Раздражение стремительно тает.


— Это моя вина, — говорю. — Все из-за меня. Я не хотела тебя впутывать, ты же вообще ни при чем, но Аза сказала, что они могут использовать тебя, чтобы воздействовать на меня. Чтобы выманить. Они могли навредить всем нам, если бы мы были по отдельности, я…


— Знаю, знаю. Я бы все равно тебя не оставил.


Его горячее дыхание обжигает мое лицо. Закрыв глаза, я теряюсь в поцелуе, за долю секунды умудрившись забыть обо всем на свете. Словно одна ослепительная вспышка света разом выжгла все черное и плохое. Растянуть бы этот момент в целую вечность и больше никогда ни о чем не беспокоиться.


— Смотрю, меня не ждали.


Вздрогнув, мы отстраняемся друг от друга как застуканные в подворотне подростки. Аза сидит на столике, скучающе покачивая ногой. Распущенные волосы разметались по плечам, на губах кривая ухмылка, кончики пальцев постукивают по столешнице.


— Мы договорились, что ты не будешь вот так вваливаться, — цедит Глеб.

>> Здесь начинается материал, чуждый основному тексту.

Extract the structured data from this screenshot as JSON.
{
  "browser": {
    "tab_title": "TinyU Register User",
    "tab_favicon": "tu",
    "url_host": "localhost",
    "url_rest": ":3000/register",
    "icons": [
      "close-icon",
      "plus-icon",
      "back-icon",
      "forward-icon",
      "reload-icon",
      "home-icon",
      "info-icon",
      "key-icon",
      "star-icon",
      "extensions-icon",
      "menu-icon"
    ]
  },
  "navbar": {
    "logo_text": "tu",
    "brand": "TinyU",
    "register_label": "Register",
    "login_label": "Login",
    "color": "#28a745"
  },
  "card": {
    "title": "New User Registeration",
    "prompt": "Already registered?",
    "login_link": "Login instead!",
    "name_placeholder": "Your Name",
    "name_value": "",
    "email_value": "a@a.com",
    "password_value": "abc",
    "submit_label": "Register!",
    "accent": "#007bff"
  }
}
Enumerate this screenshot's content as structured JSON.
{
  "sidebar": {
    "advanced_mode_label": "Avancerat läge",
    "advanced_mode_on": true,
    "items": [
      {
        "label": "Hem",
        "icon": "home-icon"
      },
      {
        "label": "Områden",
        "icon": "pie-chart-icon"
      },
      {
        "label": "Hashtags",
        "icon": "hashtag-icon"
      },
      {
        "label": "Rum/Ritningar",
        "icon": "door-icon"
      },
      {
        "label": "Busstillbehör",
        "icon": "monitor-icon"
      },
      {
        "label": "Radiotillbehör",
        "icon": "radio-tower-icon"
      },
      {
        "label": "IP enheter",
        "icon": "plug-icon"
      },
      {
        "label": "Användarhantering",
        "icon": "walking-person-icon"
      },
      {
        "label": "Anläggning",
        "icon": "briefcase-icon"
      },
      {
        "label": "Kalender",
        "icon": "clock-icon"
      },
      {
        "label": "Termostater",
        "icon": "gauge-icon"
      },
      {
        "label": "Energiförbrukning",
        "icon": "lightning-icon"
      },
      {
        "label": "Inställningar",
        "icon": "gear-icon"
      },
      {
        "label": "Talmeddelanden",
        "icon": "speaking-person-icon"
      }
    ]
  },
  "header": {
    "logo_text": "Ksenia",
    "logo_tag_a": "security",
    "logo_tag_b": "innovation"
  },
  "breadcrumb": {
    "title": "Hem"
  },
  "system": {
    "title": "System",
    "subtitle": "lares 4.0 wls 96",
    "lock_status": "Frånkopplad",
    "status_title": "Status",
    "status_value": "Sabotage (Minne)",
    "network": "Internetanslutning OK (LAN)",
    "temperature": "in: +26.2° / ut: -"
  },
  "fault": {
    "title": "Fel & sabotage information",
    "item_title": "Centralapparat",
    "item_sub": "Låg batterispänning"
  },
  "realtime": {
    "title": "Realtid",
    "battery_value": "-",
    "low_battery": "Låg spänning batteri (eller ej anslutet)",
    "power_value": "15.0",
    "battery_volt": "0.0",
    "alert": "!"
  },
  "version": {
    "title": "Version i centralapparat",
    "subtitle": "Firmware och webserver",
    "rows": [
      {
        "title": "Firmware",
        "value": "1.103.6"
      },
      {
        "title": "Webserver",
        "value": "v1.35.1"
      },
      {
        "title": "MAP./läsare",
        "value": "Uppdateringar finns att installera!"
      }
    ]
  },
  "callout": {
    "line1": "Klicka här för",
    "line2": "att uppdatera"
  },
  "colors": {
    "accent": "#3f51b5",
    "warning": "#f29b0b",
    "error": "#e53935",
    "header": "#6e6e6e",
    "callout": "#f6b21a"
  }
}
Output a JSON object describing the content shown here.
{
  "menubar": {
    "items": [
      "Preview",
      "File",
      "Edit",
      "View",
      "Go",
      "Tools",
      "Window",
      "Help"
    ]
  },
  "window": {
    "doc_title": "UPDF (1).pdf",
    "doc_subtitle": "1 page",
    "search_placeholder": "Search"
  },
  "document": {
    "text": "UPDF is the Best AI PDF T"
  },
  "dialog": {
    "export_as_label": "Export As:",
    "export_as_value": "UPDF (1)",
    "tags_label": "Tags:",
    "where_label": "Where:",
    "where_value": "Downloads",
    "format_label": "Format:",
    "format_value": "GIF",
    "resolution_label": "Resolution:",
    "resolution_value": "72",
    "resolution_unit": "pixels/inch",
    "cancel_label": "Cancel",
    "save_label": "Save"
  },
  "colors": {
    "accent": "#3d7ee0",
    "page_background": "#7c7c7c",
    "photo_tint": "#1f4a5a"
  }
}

— Уговор касался только спальни, — пожимает плечами Аза, совсем не смущенная прохладным приемом. — Где-то же мне надо появляться, правда? В следующий раз занимайтесь своими телячьими нежностями где положено.


— Не собираюсь у тебя спрашивать, где и чем мне заниматься, — отвечает Глеб.


Аза закатывает глаза:


— Значит, не ворчи.


Бросив колючий взгляд, он топает прочь. В глубине квартиры резко хлопает дверь спальни, повисает напряженная тишина.


— Может, хватит провоцировать? — говорю, поправляя волосы. — И без того у всех нервы на пределе.


— Даже не думала, — хмыкает Аза. — Мальчику просто надо на кого-то сердиться. Кто, если не я?


Вздохнув, я опускаюсь в кресло, тут же улавливая несвежий запах обивки. В первые недели это вызывало отвращение и желание мыться каждые пятнадцать минут, но потом стало все равно.


— Зачем пришла-то? — спрашиваю. — Нашла что-то в книгах?


— В книгах — нет, — отвечает Аза, мгновенно делаясь серьезной. — Но появилась зацепка.


— Откуда?


— Птичка на хвосте принесла. Информации мало, но точно известно, что Марфа ищет что-то в одном интересном месте. Уже несколько раз посылала туда сильных ведьм. Кто-то даже не вернулся.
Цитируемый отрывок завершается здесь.